Second, the dominating conflict about abortion is a reproductive issue. But the term “pro-life” in Christianity can only be understood by its roots in Jesus’ statements, such as “this bread is my flesh, which I will give for the life of the world” (John 6:51). For Jesus, every life is precious enough that he gave his own life on the Cross for it. A commitment to the unborn without a corresponding commitment to the already born is a mockery of Christ’s stated purpose and ultimate sacrifice, the kind of hypocrisy which alienates people from Christianity. To be “pro-life” is to embrace a love for mankind. It means rethinking your views on war, on supporting the starvation of children in Gaza, on lack in America of post-natal care, lack of access to adequate education and healthcare for children, all the things needed for life to thrive, including reaching out to offer life in Christ as the free gift it is, rather than a focus on punitive legislation. These examples are cited, not as definitive statements on the specific viewpoints (more could be said indeed), but to point out the serious mission drift from our creedal Faith into penultimate matters.
GAFCON now thunders against the choice of the new Welsh archbishop, who is a lesbian. But apostasy was denounced in the same Anglican circles by Keble’s sermon in the 1830’s, and he rightly understood it in Creedal terms. The lack of success in rooting out the apostacy in the almost two centuries since that sermon is the core problem. If you cannot do that, you should not be surprised by what happens next, even as GAFCON itself is currently unable to deal with some member churches, who have consecrated women to the episcopate, in direct contradiction to the foundational documents of GAFCON.

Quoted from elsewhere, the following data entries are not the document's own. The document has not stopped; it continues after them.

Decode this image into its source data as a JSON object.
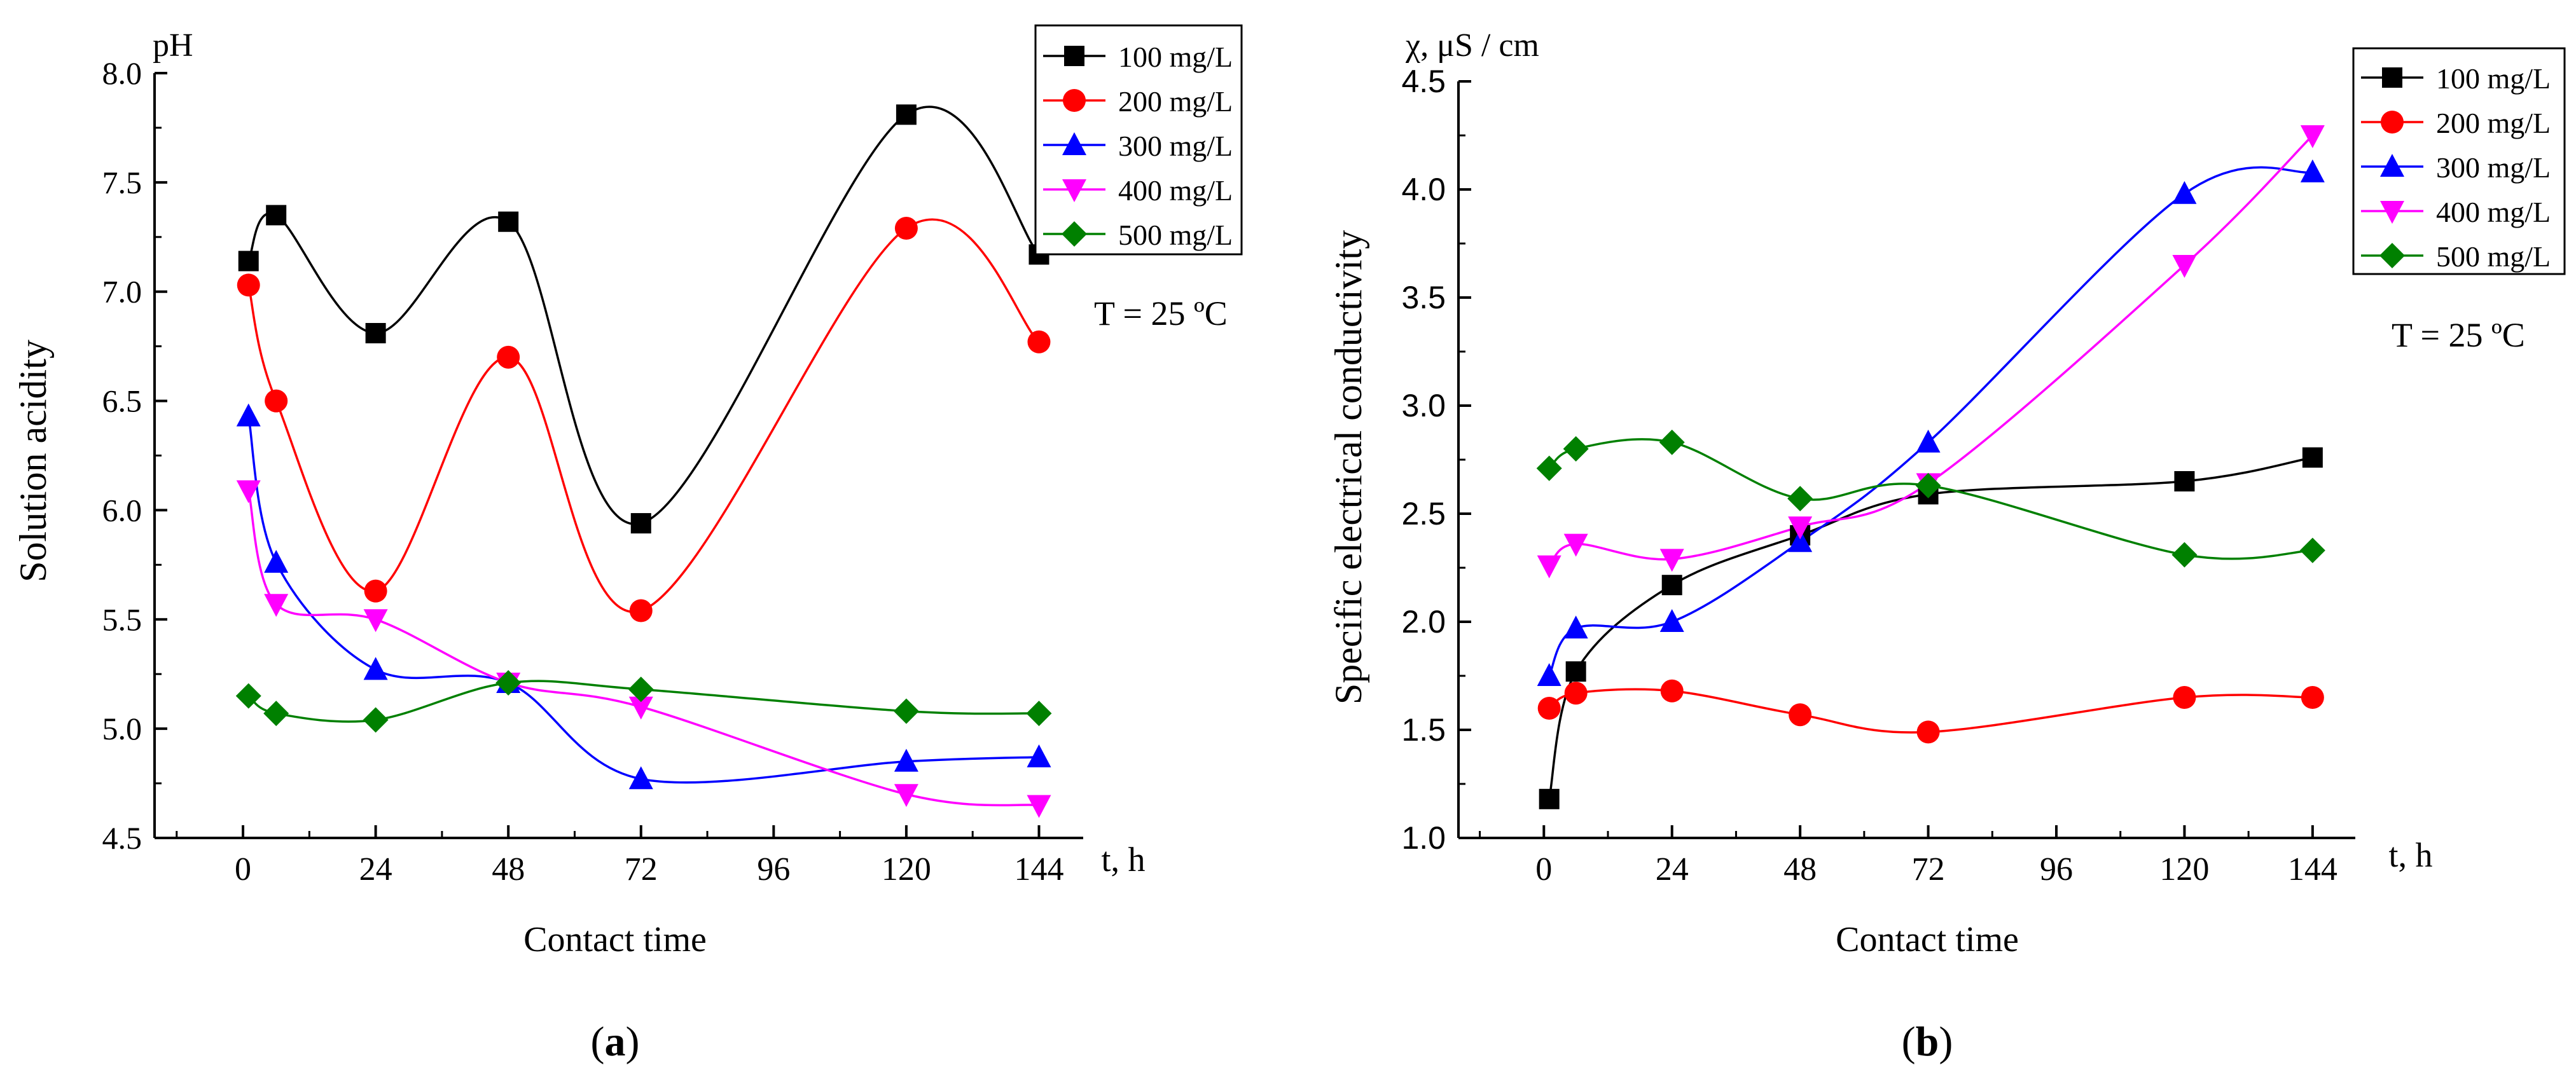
{
  "chart_data": [
    {
      "type": "line",
      "panel_label_prefix": "(",
      "panel_label": "a",
      "panel_label_suffix": ")",
      "ylabel_top": "pH",
      "ylabel": "Solution acidity",
      "xlabel": "Contact time",
      "xunit": "t, h",
      "annotation": "T = 25 ºC",
      "xlim": [
        -16,
        152
      ],
      "ylim": [
        4.5,
        8.0
      ],
      "xticks": [
        0,
        24,
        48,
        72,
        96,
        120,
        144
      ],
      "yticks": [
        4.5,
        5.0,
        5.5,
        6.0,
        6.5,
        7.0,
        7.5,
        8.0
      ],
      "x": [
        1,
        6,
        24,
        48,
        72,
        120,
        144
      ],
      "series": [
        {
          "name": "100 mg/L",
          "marker": "square",
          "color": "#000000",
          "values": [
            7.14,
            7.35,
            6.81,
            7.32,
            5.94,
            7.81,
            7.17
          ]
        },
        {
          "name": "200 mg/L",
          "marker": "circle",
          "color": "#ff0000",
          "values": [
            7.03,
            6.5,
            5.63,
            6.7,
            5.54,
            7.29,
            6.77
          ]
        },
        {
          "name": "300 mg/L",
          "marker": "triangle-up",
          "color": "#0000ff",
          "values": [
            6.43,
            5.76,
            5.27,
            5.21,
            4.77,
            4.85,
            4.87
          ]
        },
        {
          "name": "400 mg/L",
          "marker": "triangle-down",
          "color": "#ff00ff",
          "values": [
            6.09,
            5.57,
            5.5,
            5.21,
            5.1,
            4.7,
            4.65
          ]
        },
        {
          "name": "500 mg/L",
          "marker": "diamond",
          "color": "#008000",
          "values": [
            5.15,
            5.07,
            5.04,
            5.21,
            5.18,
            5.08,
            5.07
          ]
        }
      ]
    },
    {
      "type": "line",
      "panel_label_prefix": "(",
      "panel_label": "b",
      "panel_label_suffix": ")",
      "ylabel_top": "χ, μS / cm",
      "ylabel": "Specific electrical conductivity",
      "xlabel": "Contact time",
      "xunit": "t, h",
      "annotation": "T = 25 ºC",
      "xlim": [
        -16,
        152
      ],
      "ylim": [
        1.0,
        4.5
      ],
      "xticks": [
        0,
        24,
        48,
        72,
        96,
        120,
        144
      ],
      "yticks": [
        1.0,
        1.5,
        2.0,
        2.5,
        3.0,
        3.5,
        4.0,
        4.5
      ],
      "x": [
        1,
        6,
        24,
        48,
        72,
        120,
        144
      ],
      "series": [
        {
          "name": "100 mg/L",
          "marker": "square",
          "color": "#000000",
          "values": [
            1.18,
            1.77,
            2.17,
            2.4,
            2.59,
            2.65,
            2.76
          ]
        },
        {
          "name": "200 mg/L",
          "marker": "circle",
          "color": "#ff0000",
          "values": [
            1.6,
            1.67,
            1.68,
            1.57,
            1.49,
            1.65,
            1.65
          ]
        },
        {
          "name": "300 mg/L",
          "marker": "triangle-up",
          "color": "#0000ff",
          "values": [
            1.75,
            1.97,
            2.0,
            2.37,
            2.83,
            3.98,
            4.08
          ]
        },
        {
          "name": "400 mg/L",
          "marker": "triangle-down",
          "color": "#ff00ff",
          "values": [
            2.26,
            2.36,
            2.29,
            2.44,
            2.64,
            3.65,
            4.25
          ]
        },
        {
          "name": "500 mg/L",
          "marker": "diamond",
          "color": "#008000",
          "values": [
            2.71,
            2.8,
            2.83,
            2.57,
            2.63,
            2.31,
            2.33
          ]
        }
      ]
    }
  ]
}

So many in the leadership of ACNA have come from the ranks of the Episcopal Church, where endless pronouncements on various iterations of sex and gender have emanated over the past several generations, each setting a new standard, as deemed correct by TEC’s leadership.
Having departed in despair from TEC, the ACNA leadership now proclaims endless pronouncements on various iterations of sex and gender, as the expression of orthodoxy among us. As in the case of women ordained to the priesthood and consecrated to the episcopacy, such discussions reveal a lack of one mind, unresolved and becoming more unresolved. A lack of love might also be detected. For many who fled TEC, it must seem increasingly like “déjà vu all over again,” in the colorful words of Yogi Berra.
Perhaps it is time to worry less about sex and gender. After all, a lesbian heretic is no more or less a heretic than a heterosexual heretic.
Keble, we might be tempted to observe, didn’t know the half of what was coming. Apostacy beyond his worst fears is rampant. The Oxford Anglo-Catholic remedy, birthed with vibrant energy from his classic sermon on the apostasy of his time, is now moribund and declining. It is understandable that many have given up the struggle and moved on to Eastern Orthodoxy or Rome.
Yet, the flicker of life still burns in the embers of Anglicanism. If God will not demolish a city for ten righteous men, as the Old Testament informs us, perhaps he will not forsake us if there are ten orthodox remaining in the Anglican community. The Holy Spirit has not left the premises. If the Holy Spirit will rebuild the catholic community out of the contemporary rubble of Anglicanism, we can be part of the reconstruction team.
The Creedal Faith, still standing after 1700 years, is our lifeboat. And Dr. Jarrett is right: only through love can we achieve the one mind to find the one thing necessary.